O Comando do Teatro Oriental do Exército de Libertação Popular (ELP) da China relatou ter realizado "patrulhas conjuntas de prontidão de combate e exercícios conjuntos de ataque com poder de fogo" em torno da ilha autogovernada.
"Esta é uma resposta resoluta à atual escalada de conluio e provocação dos Estados Unidos e Taiwan. As forças do teatro tomarão todas as medidas necessárias para defender resolutamente a soberania nacional e a integridade territorial", avaliou.
Já Taipé acusou Pequim de estar destruindo a paz regional.
As Forças Armadas da China intensificaram nos últimos anos as ações em torno de Taiwan, e especialmente após a visita em agosto a Taiwan de Nancy Pelosi, presidente da Câmara dos Representantes dos EUA.
O território autogovernado de Taiwan se formou após as forças de Chiang Kai-Shek terem fugido para a ilha em 1949, enquanto a República Popular da China (RPC) foi proclamada nesse ano no continente. A ONU reconheceu inicialmente Taipé como único representante da China, mas em 1971 a posição mundial mudou a favor de Pequim.
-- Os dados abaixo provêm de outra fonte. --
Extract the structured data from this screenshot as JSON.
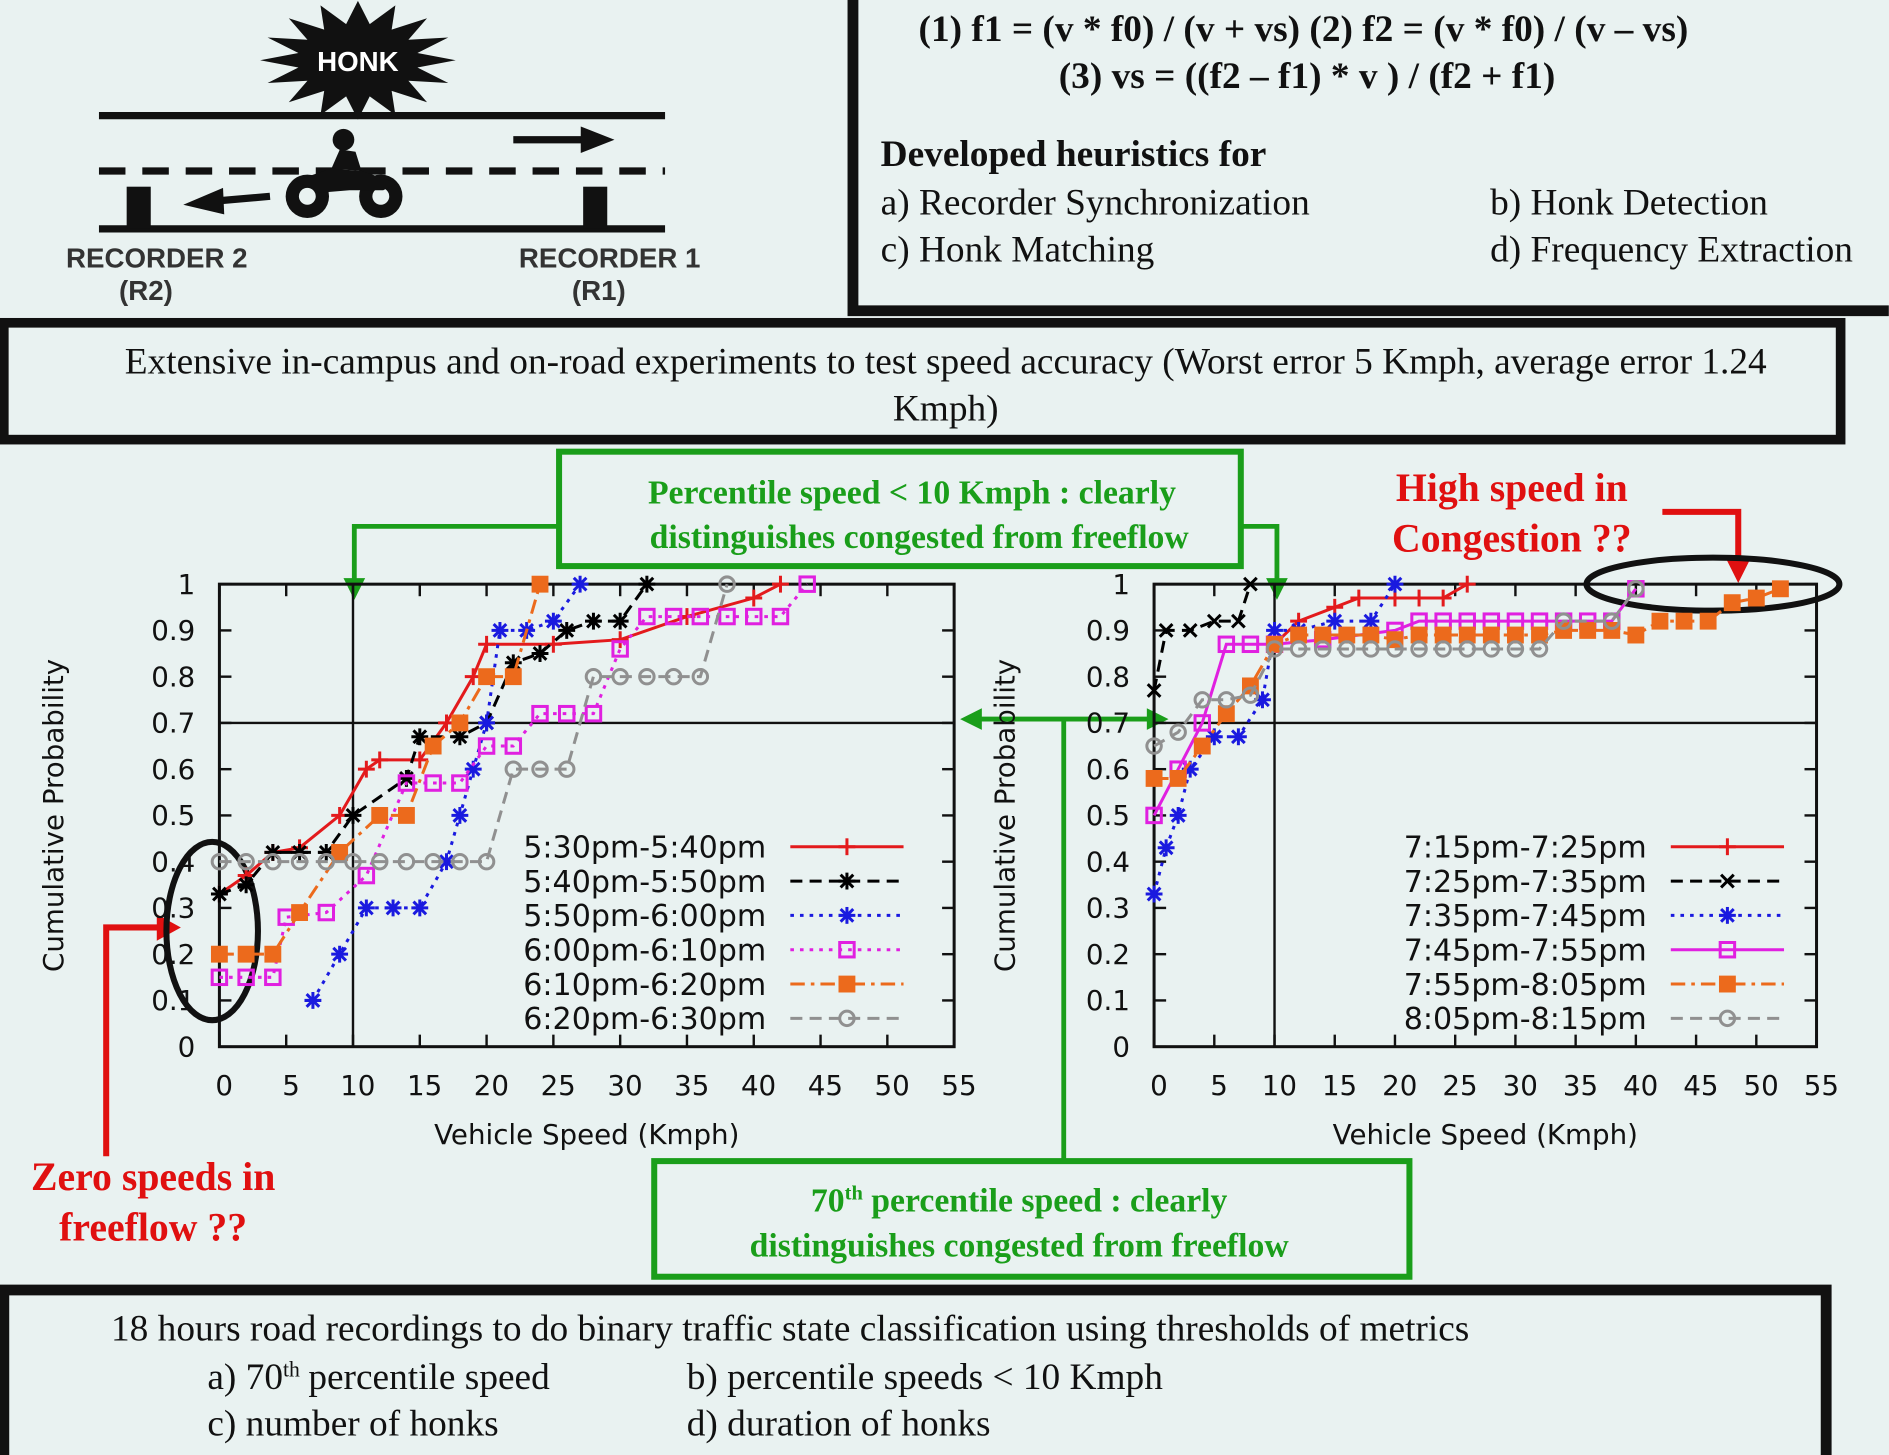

Em resposta, durante a década de 1970 os EUA, que têm apoiado militarmente a ilha, também reconheceram o governo da RPC como representante legítimo da China, mas passaram em 1979 a Lei das Relações de Taiwan, que rege as relações não oficiais de Washington com o território, adotando uma "ambiguidade estratégica".
Pequim nunca reconheceu a independência de Taipé, declara que um dia ela se reunificará com o país inteiro, e insta Washington a implementar na prática a política de Uma Só China e os Três Comunicados Conjuntos com os EUA, em vez de armar Taiwan.